The term ‘Malay manuscript’ generally calls to mind a work from Southeast Asia produced in a Muslim milieu, written in Malay in the adapated form of the Arabic script known as Jawi, such as Sloane 2393 described above.  But as the technical definition of  ‘Malay manuscript’ essentially covers any item written by hand in the Malay language, it thus includes some very varied types of works, such as the second Malay manuscript owned by Sir Hans Sloane: a compilation of Christian hymns and the Psalms of David, as well as services for marriage and baptism, written in romanized Malay in a 17th-century Dutch hand (Sloane 3115).  On the flyleaf is inscribed the name Cornelius van der Sluijs, and a note in Dutch stating that in the year 1672 he sailed on the ship ‘The Coat of Arms of Alkmaar’ ('t Wapen van Alkmaar) to the East Indies, as a church representative to visit the sick. His arrival in Ambon on 10 July 1674 is recorded by François Valentijn in his monumental Oud en nieuw Oost-Indiën (1726, p.75), who described 'Cornelius van der Sluis' as a doctor from Utrecht.  The note in the manuscript further records that Van der Sluijs took his final church exams in 1678, and was then sent to Ternate as chief church minister.  This manuscript was therefore probably compiled in the Moluccas, in eastern Indonesia.

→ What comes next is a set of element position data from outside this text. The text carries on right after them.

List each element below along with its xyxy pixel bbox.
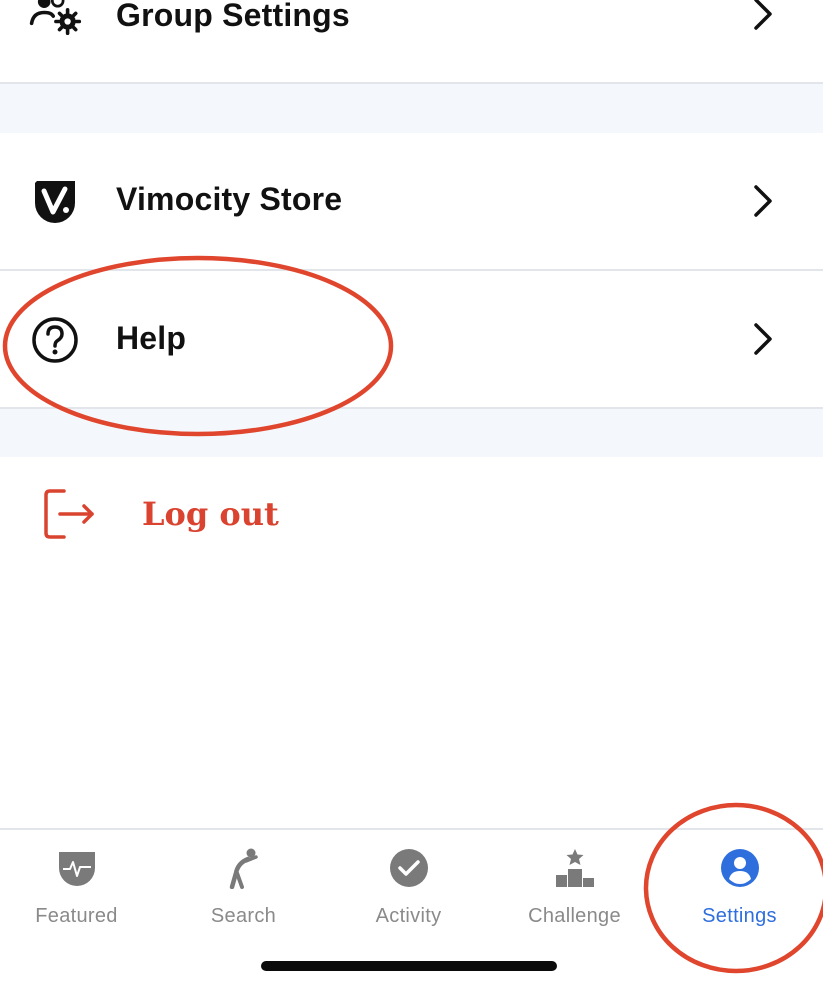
vimocity-store-row[interactable]: Vimocity Store	[0, 133, 823, 269]
logout-icon	[40, 485, 100, 545]
tab-settings[interactable]: Settings	[657, 830, 822, 950]
group-gear-icon	[28, 0, 82, 44]
check-circle-icon	[387, 846, 431, 890]
tab-label: Activity	[375, 905, 442, 927]
help-label: Help	[116, 320, 187, 356]
chevron-right-icon	[748, 319, 778, 359]
tab-featured[interactable]: Featured	[0, 830, 159, 950]
group-settings-row[interactable]: Group Settings	[0, 0, 823, 83]
tab-label: Featured	[35, 905, 118, 927]
chevron-right-icon	[748, 0, 778, 34]
help-row[interactable]: Help	[0, 271, 823, 407]
section-gap	[0, 409, 823, 457]
user-circle-icon	[718, 846, 762, 890]
tab-label: Challenge	[528, 905, 621, 927]
home-indicator	[261, 961, 557, 971]
logout-label: Log out	[142, 495, 279, 533]
logout-button[interactable]: Log out	[0, 457, 823, 573]
tab-label: Search	[210, 905, 277, 927]
tab-activity[interactable]: Activity	[326, 830, 491, 950]
stretch-figure-icon	[222, 846, 266, 890]
tab-search[interactable]: Search	[161, 830, 326, 950]
vimocity-logo-icon	[28, 174, 82, 228]
settings-screen: Group Settings Vimocity Store Help Log o…	[0, 0, 823, 987]
vimocity-store-label: Vimocity Store	[116, 181, 343, 217]
group-settings-label: Group Settings	[116, 0, 350, 33]
section-gap	[0, 84, 823, 133]
heartbeat-icon	[55, 846, 99, 890]
tab-challenge[interactable]: Challenge	[492, 830, 657, 950]
podium-icon	[553, 846, 597, 890]
question-circle-icon	[28, 313, 82, 367]
chevron-right-icon	[748, 181, 778, 221]
tab-label: Settings	[702, 905, 777, 927]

The Psalms of David, in romanised Malay, late 17th century.  British Library, Sloane 3115, f.16r.
The Psalms of David, in romanised Malay, late 17th century.  British Library, Sloane 3115, f.16r.   noc

Further reading
Mohamad Jajuli Rahman, The Undang-undang: a mid-eighteenth century Malay law text (BL Sloane MS 2393): transcription and translation. (Canterbury: University of Kent, Centre of South-east Asian studies, 1986).
Mohamad Jajuli Abd. Rahman, Teks undang-undang Melayu pertengahan abad kelapan belas (Kuala Lumpur: Dewan Bahasa dan Pustaka, 1995).